肺がんにおける珍しいが臨床的に実用的なEGFR変異を示す非定型液滴デジタルポリメラーゼ連鎖反応パターン

コンテキスト：：液滴デジタルポリメラーゼ連鎖反応（DDPCR）は、非小細胞肺癌の一般的な病原性EGFR変異を検出する敏感な方法です。標的アッセイはそれらを検出するように特異的に設計されていませんが、珍しいEGFR変異は標的療法への反応に関連しています。 目的。—：珍しいが臨床的に実行可能なEGFR変異に対応する非定型DDPCRパターンを説明する。 設計。—：ターゲットを絞った次世代シーケンスを受けた1134連続の非小細胞肺がんのコホートがレビューされました。プローブ結合部位を含む珍しいEGFR変異は、DDPCRによって評価されました。 結果。—：1134の癌（22.5％）のうち255が病原性EGFR変異を抱いています。255の86（72.9％）には、DDPCRによって検出用に設計された標準的なEGFR Exon 19の削除またはExon 21 p.l858Rバリアントがありました。255症例のうち25症例（9.8％）は、プローブ結合部位内で珍しいEGFR変異を抱えていました。これには、エクソン19とエクソン21の両方で並行していない変異がある1つのケースが含まれます。EGFR Exon 19置換p.l747p（n = 3）およびp.l747a（n = 1）、EGFR p.l858r（n = 5）、egfr exon 21置換p.k860i（n = 1）およびp.l861q（n = 9）、およびegfr p。[l858r; k860i]（n = 1）。液滴デジタルポリメラーゼ連鎖反応は、これらの珍しいバリアントのそれぞれに対して非定型だが再現可能なシグナルを生成しました。 結論。—：症状のない病原性EGFRバリアントの液滴デジタルポリメラーゼ連鎖反応分析は、ユニークで再現可能な結果をもたらす可能性があります。EGFR DDPCR検査における非定型パターンの認識は、非小細胞肺癌患者の確認的な分子検査を促し、適切な標的療法選択を促進することができます。

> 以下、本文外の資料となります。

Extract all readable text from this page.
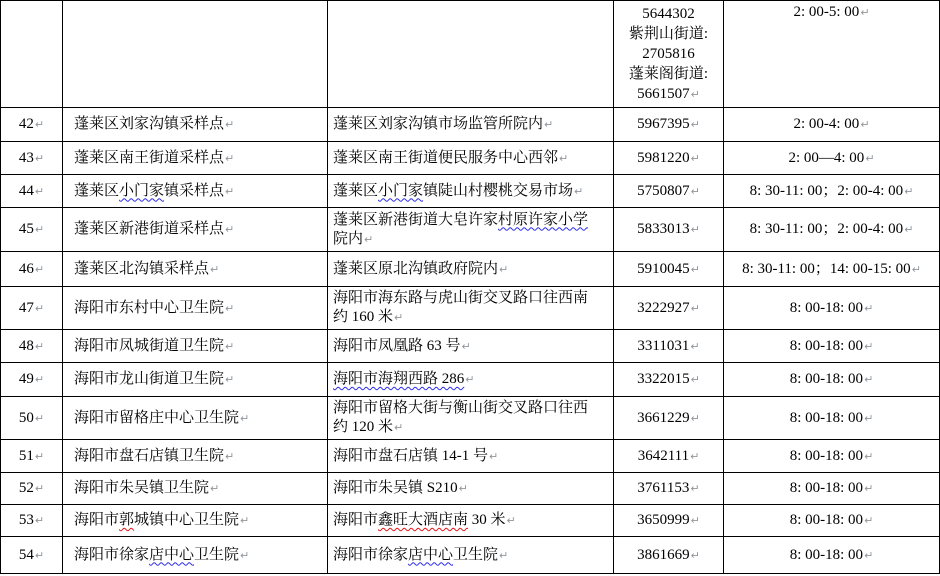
			5644302
紫荆山街道:
2705816
蓬莱阁街道:
5661507↵	2: 00-5: 00↵
42↵	蓬莱区刘家沟镇采样点↵	蓬莱区刘家沟镇市场监管所院内↵	5967395↵	2: 00-4: 00↵
43↵	蓬莱区南王街道采样点↵	蓬莱区南王街道便民服务中心西邻↵	5981220↵	2: 00—4: 00↵
44↵	蓬莱区小门家镇采样点↵	蓬莱区小门家镇陡山村樱桃交易市场↵	5750807↵	8: 30-11: 00；2: 00-4: 00↵
45↵	蓬莱区新港街道采样点↵	蓬莱区新港街道大皂许家村原许家小学
院内↵	5833013↵	8: 30-11: 00；2: 00-4: 00↵
46↵	蓬莱区北沟镇采样点↵	蓬莱区原北沟镇政府院内↵	5910045↵	8: 30-11: 00；14: 00-15: 00↵
47↵	海阳市东村中心卫生院↵	海阳市海东路与虎山街交叉路口往西南
约 160 米↵	3222927↵	8: 00-18: 00↵
48↵	海阳市凤城街道卫生院↵	海阳市凤凰路 63 号↵	3311031↵	8: 00-18: 00↵
49↵	海阳市龙山街道卫生院↵	海阳市海翔西路 286↵	3322015↵	8: 00-18: 00↵
50↵	海阳市留格庄中心卫生院↵	海阳市留格大街与衡山街交叉路口往西
约 120 米↵	3661229↵	8: 00-18: 00↵
51↵	海阳市盘石店镇卫生院↵	海阳市盘石店镇 14-1 号↵	3642111↵	8: 00-18: 00↵
52↵	海阳市朱吴镇卫生院↵	海阳市朱吴镇 S210↵	3761153↵	8: 00-18: 00↵
53↵	海阳市郭城镇中心卫生院↵	海阳市鑫旺大酒店南 30 米↵	3650999↵	8: 00-18: 00↵
54↵	海阳市徐家店中心卫生院↵	海阳市徐家店中心卫生院↵	3861669↵	8: 00-18: 00↵
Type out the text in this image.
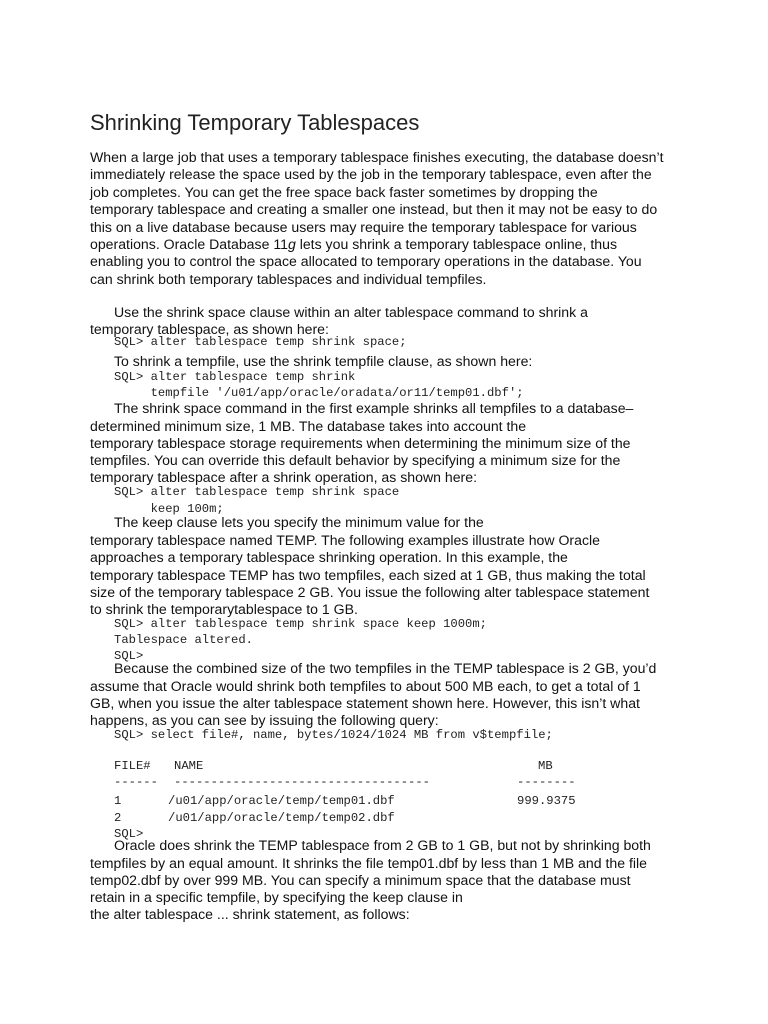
Shrinking Temporary Tablespaces
When a large job that uses a temporary tablespace finishes executing, the database doesn’t
immediately release the space used by the job in the temporary tablespace, even after the
job completes. You can get the free space back faster sometimes by dropping the
temporary tablespace and creating a smaller one instead, but then it may not be easy to do
this on a live database because users may require the temporary tablespace for various
operations. Oracle Database 11g lets you shrink a temporary tablespace online, thus
enabling you to control the space allocated to temporary operations in the database. You
can shrink both temporary tablespaces and individual tempfiles.
Use the shrink space clause within an alter tablespace command to shrink a
temporary tablespace, as shown here:
SQL> alter tablespace temp shrink space;
To shrink a tempfile, use the shrink tempfile clause, as shown here:
SQL> alter tablespace temp shrink
tempfile '/u01/app/oracle/oradata/or11/temp01.dbf';
The shrink space command in the first example shrinks all tempfiles to a database–
determined minimum size, 1 MB. The database takes into account the
temporary tablespace storage requirements when determining the minimum size of the
tempfiles. You can override this default behavior by specifying a minimum size for the
temporary tablespace after a shrink operation, as shown here:
SQL> alter tablespace temp shrink space
keep 100m;
The keep clause lets you specify the minimum value for the
temporary tablespace named TEMP. The following examples illustrate how Oracle
approaches a temporary tablespace shrinking operation. In this example, the
temporary tablespace TEMP has two tempfiles, each sized at 1 GB, thus making the total
size of the temporary tablespace 2 GB. You issue the following alter tablespace statement
to shrink the temporarytablespace to 1 GB.
SQL> alter tablespace temp shrink space keep 1000m;
Tablespace altered.
SQL>
Because the combined size of the two tempfiles in the TEMP tablespace is 2 GB, you’d
assume that Oracle would shrink both tempfiles to about 500 MB each, to get a total of 1
GB, when you issue the alter tablespace statement shown here. However, this isn’t what
happens, as you can see by issuing the following query:
SQL> select file#, name, bytes/1024/1024 MB from v$tempfile;
FILE# NAME	MB
------ -----------------------------------	--------
1	/u01/app/oracle/temp/temp01.dbf	999.9375
2	/u01/app/oracle/temp/temp02.dbf
SQL>
Oracle does shrink the TEMP tablespace from 2 GB to 1 GB, but not by shrinking both
tempfiles by an equal amount. It shrinks the file temp01.dbf by less than 1 MB and the file
temp02.dbf by over 999 MB. You can specify a minimum space that the database must
retain in a specific tempfile, by specifying the keep clause in
the alter tablespace ... shrink statement, as follows:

CONTEXT.—: Droplet digital polymerase chain reaction (ddPCR) is a sensitive method to detect common pathogenic EGFR mutations in non-small cell lung cancer. Although targeted assays have not been specifically designed to detect them, uncommon EGFR mutations have been linked to response to targeted therapy. OBJECTIVE.—: To describe atypical ddPCR patterns that correspond to uncommon but clinically actionable EGFR mutations. DESIGN.—: A cohort of 1134 consecutive non-small cell lung cancers that underwent targeted next-generation sequencing was reviewed. Uncommon EGFR mutations involving probe binding sites were evaluated by ddPCR. RESULTS.—: Two hundred fifty-five of 1134 cancers (22.5%) harbored pathogenic EGFR mutations. One hundred eighty-six of 255 (72.9%) had canonical EGFR exon 19 deletion or exon 21 p.L858R variants designed for detection by ddPCR. An additional 25 of 255 cases (9.8%) had uncommon EGFR mutations within the probe-binding site, including one case with concurrent uncommon mutations in both exon 19 and exon 21. These mutations included uncommon EGFR exon 19 deletions (n = 6), EGFR exon 19 substitutions p.L747P (n = 3) and p.L747A (n = 1), dinucleotide substitutions leading to EGFR p.L858R (n = 5), EGFR exon 21 substitutions p.K860I (n = 1) and p.L861Q (n = 9), and EGFR p.[L858R;K860I] (n = 1). Droplet digital polymerase chain reaction generated atypical but reproducible signal for each of these uncommon variants. CONCLUSIONS.—: Droplet digital polymerase chain reaction analysis of uncommon pathogenic EGFR variants can yield unique and reproducible results. Recognition of atypical patterns in EGFR ddPCR testing can prompt confirmatory molecular testing and aid appropriate targeted therapy selection for patients with non-small cell lung cancer.